Lemuel Smith

Personal information
- Full name: Lemuel Strutt Tugby Smith
- Born: 5 June 1880 Tibshelf, Derbyshire, England
- Died: 30 December 1927 (aged 47) South Kirkby, Yorkshire, England
- Batting: Right-handed

Domestic team information
- 1909: Derbyshire
- FC debut: 3 May 1909 Derbyshire v Yorkshire
- Last FC: 10 May 1909 Derbyshire v Sussex

Career statistics
| Competition | First-class |
| Matches | 2 |
| Runs scored | 9 |
| Batting average | 3.00 |
| 100s/50s | 0/0 |
| Top score | 5 |
| Catches/stumpings | 1/– |
- Source: CricketArchive, October 2012

= Lemuel Smith (cricketer) =

English cricketer

Lemuel Strutt Tugby Smith (5 June 1880 - 30 December 1927) was an English cricketer who played for Derbyshire in 1909.
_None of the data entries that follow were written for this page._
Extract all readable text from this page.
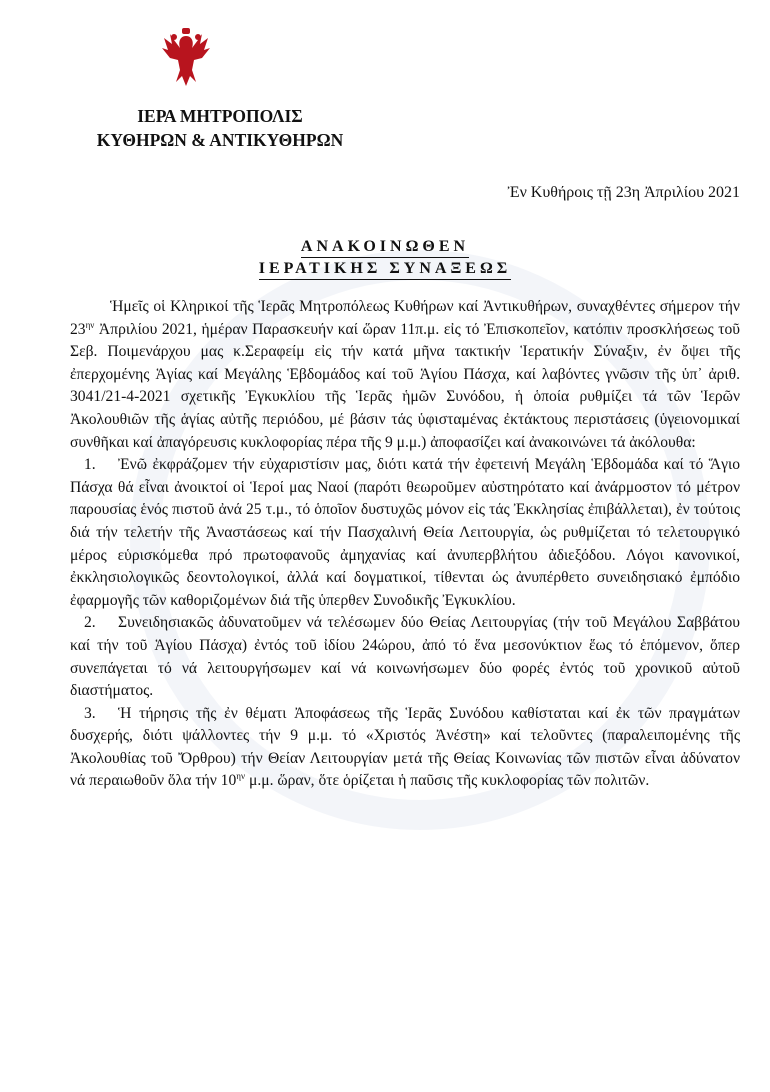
ΙΕΡΑ ΜΗΤΡΟΠΟΛΙΣ
ΚΥΘΗΡΩΝ & ΑΝΤΙΚΥΘΗΡΩΝ
Ἐν Κυθήροις τῇ 23η Ἀπριλίου 2021
ΑΝΑΚΟΙΝΩΘΕΝ
ΙΕΡΑΤΙΚΗΣ ΣΥΝΑΞΕΩΣ

Ἡμεῖς οἱ Κληρικοί τῆς Ἱερᾶς Μητροπόλεως Κυθήρων καί Ἀντικυθήρων, συναχθέντες σήμερον τήν $23^{\eta\nu}$ Ἀπριλίου 2021, ἡμέραν Παρασκευήν καί ὥραν 11π.μ. εἰς τό Ἐπισκοπεῖον, κατόπιν προσκλήσεως τοῦ Σεβ. Ποιμενάρχου μας κ.Σεραφείμ εἰς τήν κατά μῆνα τακτικήν Ἱερατικήν Σύναξιν, ἐν ὄψει τῆς ἐπερχομένης Ἁγίας καί Μεγάλης Ἑβδομάδος καί τοῦ Ἁγίου Πάσχα, καί λαβόντες γνῶσιν τῆς ὑπ᾽ ἀριθ. 3041/21-4-2021 σχετικῆς Ἐγκυκλίου τῆς Ἱερᾶς ἡμῶν Συνόδου, ἡ ὁποία ρυθμίζει τά τῶν Ἱερῶν Ἀκολουθιῶν τῆς ἁγίας αὐτῆς περιόδου, μέ βάσιν τάς ὑφισταμένας ἐκτάκτους περιστάσεις (ὑγειονομικαί συνθῆκαι καί ἀπαγόρευσις κυκλοφορίας πέρα τῆς 9 μ.μ.) ἀποφασίζει καί ἀνακοινώνει τά ἀκόλουθα:

1. Ἐνῶ ἐκφράζομεν τήν εὐχαριστίσιν μας, διότι κατά τήν ἐφετεινή Μεγάλη Ἑβδομάδα καί τό Ἅγιο Πάσχα θά εἶναι ἀνοικτοί οἱ Ἱεροί μας Ναοί (παρότι θεωροῦμεν αὐστηρότατο καί ἀνάρμοστον τό μέτρον παρουσίας ἑνός πιστοῦ ἀνά 25 τ.μ., τό ὁποῖον δυστυχῶς μόνον εἰς τάς Ἐκκλησίας ἐπιβάλλεται), ἐν τούτοις διά τήν τελετήν τῆς Ἀναστάσεως καί τήν Πασχαλινή Θεία Λειτουργία, ὡς ρυθμίζεται τό τελετουργικό μέρος εὑρισκόμεθα πρό πρωτοφανοῦς ἀμηχανίας καί ἀνυπερβλήτου ἀδιεξόδου. Λόγοι κανονικοί, ἐκκλησιολογικῶς δεοντολογικοί, ἀλλά καί δογματικοί, τίθενται ὡς ἀνυπέρθετο συνειδησιακό ἐμπόδιο ἐφαρμογῆς τῶν καθοριζομένων διά τῆς ὑπερθεν Συνοδικῆς Ἐγκυκλίου.

2. Συνειδησιακῶς ἀδυνατοῦμεν νά τελέσωμεν δύο Θείας Λειτουργίας (τήν τοῦ Μεγάλου Σαββάτου καί τήν τοῦ Ἁγίου Πάσχα) ἐντός τοῦ ἰδίου 24ώρου, ἀπό τό ἕνα μεσονύκτιον ἕως τό ἑπόμενον, ὅπερ συνεπάγεται τό νά λειτουργήσωμεν καί νά κοινωνήσωμεν δύο φορές ἐντός τοῦ χρονικοῦ αὐτοῦ διαστήματος.

3. Ἡ τήρησις τῆς ἐν θέματι Ἀποφάσεως τῆς Ἱερᾶς Συνόδου καθίσταται καί ἐκ τῶν πραγμάτων δυσχερής, διότι ψάλλοντες τήν 9 μ.μ. τό «Χριστός Ἀνέστη» καί τελοῦντες (παραλειπομένης τῆς Ἀκολουθίας τοῦ Ὄρθρου) τήν Θείαν Λειτουργίαν μετά τῆς Θείας Κοινωνίας τῶν πιστῶν εἶναι ἀδύνατον νά περαιωθοῦν ὅλα τήν $10^{\eta\nu}$ μ.μ. ὥραν, ὅτε ὁρίζεται ἡ παῦσις τῆς κυκλοφορίας τῶν πολιτῶν.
Smith was born in Tibshelf, Derbyshire. He made his debut for Derbyshire in the 1909 season in a match against Yorkshire in May, in which Smith scored a few runs and took a single catch. His next and last first-class game followed a week later, in a draw against Sussex.

Smith was a right-handed batsman and played three innings in two first-class matches, making a total of 9 runs.

Smith died in South Kirkby, Yorkshire at the age of 47.